Japanese markets made light on
Monday of the nation's first rate hike in 10 years, with traders
saying the move had been well anticipated and confident it did
not mark the start of a tightening campaign by the central bank.
Bond prices edged lower after the Bank of Japan ended its
zero-rate policy, but traders said this was more due to concerns
that the government would try to compensate by launching yet
another major fiscal stimulus package later this year.
Short-term interest rates were even less responsive to
Friday's 0.25 percentage point rate rise, even though the BOJ
drained a large amount of funds from the money market on Monday
in line with its decision.
Tokyo shares dozed through the day as Japan's traditional
"Obon'' summer holiday started before ending slightly up and
their calm reaction kept the yen supported at around Friday's
levels against the dollar.
"Everyone saw it coming,'' said Kenji Kobata, managing
research director at Ace Securities. "And with shares having
fallen so much since April, investors decided it had been
factored in through the process.''
The Nikkei average ended up 0.23 percent at 16,153.91 with
even rate-sensitive banking and construction stocks taking the
BOJ's dramatic move in their stride.
In late afternoon trade, the dollar was riveted to tight
ranges between 108.58 yen and 108.85, up slightly from 108.49
yen in late U.S. trading on Friday.
SHORT-TERM RATES SLOW TO REACT
The BOJ absorbed funds from the money market three times
during the day, draining a larger-than-expected 2.5 trillion yen
($23 billion) at its 0020 GMT regular operation. It later
absorbed an additional 500 billion yen in the second round and
800 billion yen in the afternoon.
Traders said the huge drainage of funds was an attempt by
the BOJ to push the overnight rate up to its new target of 0.25
percent. In theory, money market rates should rise as the
central bank reduces supply by draining more funds.

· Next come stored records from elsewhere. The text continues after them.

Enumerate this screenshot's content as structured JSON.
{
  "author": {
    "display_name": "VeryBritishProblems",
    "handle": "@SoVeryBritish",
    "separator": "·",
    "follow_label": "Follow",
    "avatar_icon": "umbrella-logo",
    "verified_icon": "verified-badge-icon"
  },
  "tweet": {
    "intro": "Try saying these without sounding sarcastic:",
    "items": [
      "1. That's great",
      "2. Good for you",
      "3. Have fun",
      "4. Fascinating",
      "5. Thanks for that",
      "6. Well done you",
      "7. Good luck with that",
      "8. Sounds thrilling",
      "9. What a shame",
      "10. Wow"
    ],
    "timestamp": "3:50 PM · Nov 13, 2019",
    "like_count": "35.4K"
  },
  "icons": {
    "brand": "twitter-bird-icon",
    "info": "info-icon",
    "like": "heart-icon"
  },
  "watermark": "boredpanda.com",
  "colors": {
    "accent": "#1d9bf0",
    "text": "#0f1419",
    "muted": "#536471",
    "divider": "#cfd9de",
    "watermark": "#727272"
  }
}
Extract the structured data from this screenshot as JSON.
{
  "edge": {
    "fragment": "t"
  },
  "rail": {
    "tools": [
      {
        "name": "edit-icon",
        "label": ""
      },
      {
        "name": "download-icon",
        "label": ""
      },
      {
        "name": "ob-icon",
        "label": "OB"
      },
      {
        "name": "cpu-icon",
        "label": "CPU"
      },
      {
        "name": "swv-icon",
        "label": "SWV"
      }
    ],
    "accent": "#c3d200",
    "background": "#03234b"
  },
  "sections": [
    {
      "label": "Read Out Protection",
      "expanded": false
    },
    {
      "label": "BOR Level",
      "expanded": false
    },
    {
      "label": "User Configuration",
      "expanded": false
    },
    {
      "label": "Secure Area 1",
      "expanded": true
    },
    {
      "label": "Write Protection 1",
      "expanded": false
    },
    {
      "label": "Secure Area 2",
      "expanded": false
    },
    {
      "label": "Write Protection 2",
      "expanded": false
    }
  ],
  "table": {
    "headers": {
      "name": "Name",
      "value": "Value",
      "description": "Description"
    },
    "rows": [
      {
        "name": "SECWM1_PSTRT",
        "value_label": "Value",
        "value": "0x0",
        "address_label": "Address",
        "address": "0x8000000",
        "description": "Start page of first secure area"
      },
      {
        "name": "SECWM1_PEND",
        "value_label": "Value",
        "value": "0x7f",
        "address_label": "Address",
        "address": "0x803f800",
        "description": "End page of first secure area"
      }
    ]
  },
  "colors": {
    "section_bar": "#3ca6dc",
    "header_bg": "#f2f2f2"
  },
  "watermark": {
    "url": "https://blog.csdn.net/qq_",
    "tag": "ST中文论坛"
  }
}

The key unsecured overnight call rate briefly rose to around
0.20 percent in early trade, but then drifted down and struggled
to rise again. It was mainly traded around 0.03 to 0.06 percent
in the afternoon from Friday's weighted average of 0.04 percent.
Traders attributed the subdued reaction to the fact that
many fund raisers had already covered their requirements during
the present reserve maintenance period, which ends on Tuesday,
before the BOJ's decision.
"Bank reserves also expanded because the BOJ left a large
surplus in the market on Friday, so despite the BOJ's draining
of funds from the market, the key overnight call rate is
unlikely to rise that much today,'' said Izuru Katoh, deputy
manager and senior market economist at Tokyo Tanshi Co Ltd,
Japan's largest money broker.
Katoh and other money traders said the banks appeared to
have sufficient reserves to last through the end of the current
reserve maintenance period, predicting rates would not start
approaching the BOJ target of 0.25 percent until a new reserve
maintenance period starts on Wednesday.
"It may edge up moderately tomorrow, but it will take a
couple of days, just like what happens to the U.S. federal funds
rate when the Fed hikes rates,'' Katoh said.
Money market dealers were widely expecting the BOJ to
maintain an accommodative supply stance to keep the overnight
rate at around 0.25 percent.
JGBS EDGE LOWER
Other money rates also remained steady, with the focus on
how short-term money rates behave when the new reserve period
begins on Wednesday, traders said.
One-month call rates were traded around 0.27 percent and
overnight rates from the next day traded at 0.20 percent, both
little changed from Friday's levels.
JGB prices edged down but were well-supported as many
institutional investors were eagerly looking for an opportunity
to buy JGBs on price dips.
The market was given fresh cause for concern after Japanese
media reported over the weekend that Prime Minister Yoshiro Mori
said his government may compile an extra budget for the current
fiscal year to help boost the economy.
But long-dated bond prices were expected to stay firm as the
market was not expecting the BOJ to lift interest rates again
for a long time, given Japan's struggling share prices and
uncertainty about the strength of its economic recovery.
JGB futures came under technical selling pressure as many
operators were busy unwinding their positions, which were built
on Friday before the BOJ's credit-tightening.
The key September 10-year JGB futures ended trade at 133.47,
down 0.03 point from Friday, having been down to a low of
133.18. The yield on the key August 223rd 10-year JGB stood at
1.725 percent, up 0.010 percentage point from Friday.